Les trois principaux opposants maliens ont annoncé dimanche la saisine de la cour constitutionnelle du pays pour « bourrages d’urnes » par le camp du chef d’Etat sortant, Ibrahim Boubacar Keïta (IBK), arrivé en tête du premier tour de la présidentielle.
Le chef de l’opposition, qui défiera IBK au deuxième tour, Soumaïla Cissé, « a déposé hier soir (samedi, NDLR) une vingtaine de recours auprès de la cour constitutionnelle pour bourrages d’urnes, violation de la loi électorale, irrégularités », a indiqué à l’AFP un porte-parole de M. Cissé.
« Les bourrages d’urnes expliquent notamment les scores d’IBK dans le Nord et le Centre », a-t-il affirmé.
Le camp de l’ex-ministre des Finances a ajouté avoir déposé « une requête en récusation de six des juges de la cour pour suspicion de partialité, dont la présidente », Manassa Danioko.
« Cette récusation est collective » et est portée par « les 17 candidats du front démocratique », a affirmé le parti de M. Cissé qui avait déjà affronté IBK au deuxième tour, en 2013.
La cour constitutionnelle, composée de neuf juges, doit proclamer officiellement mercredi les résultats du premier tour pour que démarre la campagne du second tour qui se tient le 12 août et pour lequel Ibrahim Boubacar Keïta est donné grand favori.
La cour n’a pas confirmé la réception des différentes saisines car « les requêtes viennent en confidentialité et sont directement remises au secrétaire de la présidente », a déclaré à l’AFP Mamadou Magassouba, secrétaire général de la cour constitutionnelle du Mali.
Il a refusé en outre de commenter les accusations de partialité portées par le camp Cissé.

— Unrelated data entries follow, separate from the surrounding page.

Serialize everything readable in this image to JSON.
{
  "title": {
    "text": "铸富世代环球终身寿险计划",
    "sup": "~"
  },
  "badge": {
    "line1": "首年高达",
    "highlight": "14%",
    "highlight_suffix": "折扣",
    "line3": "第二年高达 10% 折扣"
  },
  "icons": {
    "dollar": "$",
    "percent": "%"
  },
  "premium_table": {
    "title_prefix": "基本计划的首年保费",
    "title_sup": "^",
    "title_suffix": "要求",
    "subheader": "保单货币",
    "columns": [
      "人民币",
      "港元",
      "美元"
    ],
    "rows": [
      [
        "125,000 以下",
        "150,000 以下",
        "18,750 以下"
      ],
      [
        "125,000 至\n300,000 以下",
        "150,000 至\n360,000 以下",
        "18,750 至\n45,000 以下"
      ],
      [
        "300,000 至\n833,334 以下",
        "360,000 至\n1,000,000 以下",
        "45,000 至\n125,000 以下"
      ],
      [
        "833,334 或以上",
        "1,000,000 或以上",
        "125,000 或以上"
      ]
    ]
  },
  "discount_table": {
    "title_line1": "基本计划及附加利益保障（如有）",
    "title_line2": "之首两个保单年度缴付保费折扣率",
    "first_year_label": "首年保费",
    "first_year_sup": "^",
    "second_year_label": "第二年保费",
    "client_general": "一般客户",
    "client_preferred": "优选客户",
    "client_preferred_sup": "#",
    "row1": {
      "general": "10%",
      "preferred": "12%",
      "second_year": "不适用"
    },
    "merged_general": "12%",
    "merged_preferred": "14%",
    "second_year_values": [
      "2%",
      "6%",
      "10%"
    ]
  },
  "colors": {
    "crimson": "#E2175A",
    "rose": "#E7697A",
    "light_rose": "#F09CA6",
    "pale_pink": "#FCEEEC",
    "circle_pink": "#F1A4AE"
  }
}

– « Dépouillement sans agents » –
Soumaïla Cissé, qui a recueilli le 29 juillet 17,8% des voix, contre 41,42% pour Ibrahim Boubacar Keïta, selon des résultats officiels proclamés jeudi soir, avait dénoncé dès vendredi des résultats « ni sincères, ni crédibles ».
Arrivé troisième du scrutin, avec 7,95% des suffrages, l’homme d’affaires Aliou Boubacar Diallo a également « déposé un recours à la cour constitutionnelle qui concerne les résultats et le recomptage des voix », a indiqué à l’AFP son porte-parole, Cheick Diallo.

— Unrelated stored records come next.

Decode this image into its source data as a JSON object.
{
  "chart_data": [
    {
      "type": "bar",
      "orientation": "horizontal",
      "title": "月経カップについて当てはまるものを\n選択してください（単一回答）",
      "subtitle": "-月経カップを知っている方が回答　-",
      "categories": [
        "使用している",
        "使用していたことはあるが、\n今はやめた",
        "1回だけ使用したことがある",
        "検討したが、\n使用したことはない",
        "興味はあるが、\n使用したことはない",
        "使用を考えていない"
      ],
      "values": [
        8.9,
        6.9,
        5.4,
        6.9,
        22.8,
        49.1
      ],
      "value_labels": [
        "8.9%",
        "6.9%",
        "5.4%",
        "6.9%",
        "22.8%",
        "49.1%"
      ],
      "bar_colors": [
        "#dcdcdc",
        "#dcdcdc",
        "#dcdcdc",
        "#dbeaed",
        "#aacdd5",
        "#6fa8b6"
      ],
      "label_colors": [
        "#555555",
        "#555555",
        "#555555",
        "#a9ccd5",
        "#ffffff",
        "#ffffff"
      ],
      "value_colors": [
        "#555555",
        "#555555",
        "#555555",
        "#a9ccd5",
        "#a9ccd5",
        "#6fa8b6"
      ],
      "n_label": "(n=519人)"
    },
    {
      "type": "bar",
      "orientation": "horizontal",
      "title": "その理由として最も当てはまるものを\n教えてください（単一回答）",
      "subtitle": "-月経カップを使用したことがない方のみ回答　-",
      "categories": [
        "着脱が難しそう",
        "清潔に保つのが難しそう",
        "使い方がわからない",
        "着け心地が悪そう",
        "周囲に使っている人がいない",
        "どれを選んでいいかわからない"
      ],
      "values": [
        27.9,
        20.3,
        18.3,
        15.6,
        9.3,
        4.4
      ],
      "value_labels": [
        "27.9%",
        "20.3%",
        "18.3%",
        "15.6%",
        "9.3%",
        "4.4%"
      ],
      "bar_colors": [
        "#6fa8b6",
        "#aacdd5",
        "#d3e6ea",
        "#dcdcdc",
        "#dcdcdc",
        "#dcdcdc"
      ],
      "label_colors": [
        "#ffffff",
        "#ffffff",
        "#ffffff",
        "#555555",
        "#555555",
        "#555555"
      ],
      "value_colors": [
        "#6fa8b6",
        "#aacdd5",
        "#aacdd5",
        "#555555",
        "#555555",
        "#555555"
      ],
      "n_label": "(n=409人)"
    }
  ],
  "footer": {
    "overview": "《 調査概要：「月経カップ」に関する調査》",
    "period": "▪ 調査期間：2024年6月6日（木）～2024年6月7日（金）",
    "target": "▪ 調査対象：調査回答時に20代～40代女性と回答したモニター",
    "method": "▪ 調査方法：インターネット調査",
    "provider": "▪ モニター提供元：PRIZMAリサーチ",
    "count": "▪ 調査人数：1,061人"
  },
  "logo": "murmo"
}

« Il y a beaucoup d’irrégularités que nous avons constatées le jour du scrutin » telles que « des dépouillements sans agents électoraux » ou encore « l’enlèvement illégal de certaines urnes », a-t-il déclaré, accusant également le camp IBK de « bourrage ».
Bien que la cour constitutionnelle soit « tendancieuse dans certains de ses arrêts, nous sommes obligés de rester dans ces procédures, car il n’y en a pas d’autres », a observé Cheick Diallo.
Le quatrième homme du premier tour, Cheick Modibo Diarra – bref Premier ministre renversé par l’armée en 2012 -, a lui aussi saisi le plus haut tribunal malien « au regard des constats d’irrégularités », selon un communiqué de sa formation politique.
La suspicion de fraude électorale, et en particulier de bourrages d’urnes, est sur toutes les lèvres des partisans de l’opposition, car le ministère de l’Administration territoriale a annoncé les résultats provisoires du premier tour seulement à l’échelle nationale.
Le gouvernement n’a « pas du tout l’intention de les publier en détail, bureau par bureau », a indiqué une source proche du ministère, resté sourd aux demandes répétées de l’opposition et des observateurs internationaux au nom de l’exigence de « transparence ».
Face à ce manque de détails, les allégations de manipulation du vote sont nombreuses, en particulier dans le Nord du pays, où le camp du chef d’État est accusé par l’opposition d’avoir profité des violences pour truquer les élections, ce qu’il était impossible dans l’immédiat de vérifier de manière indépendante.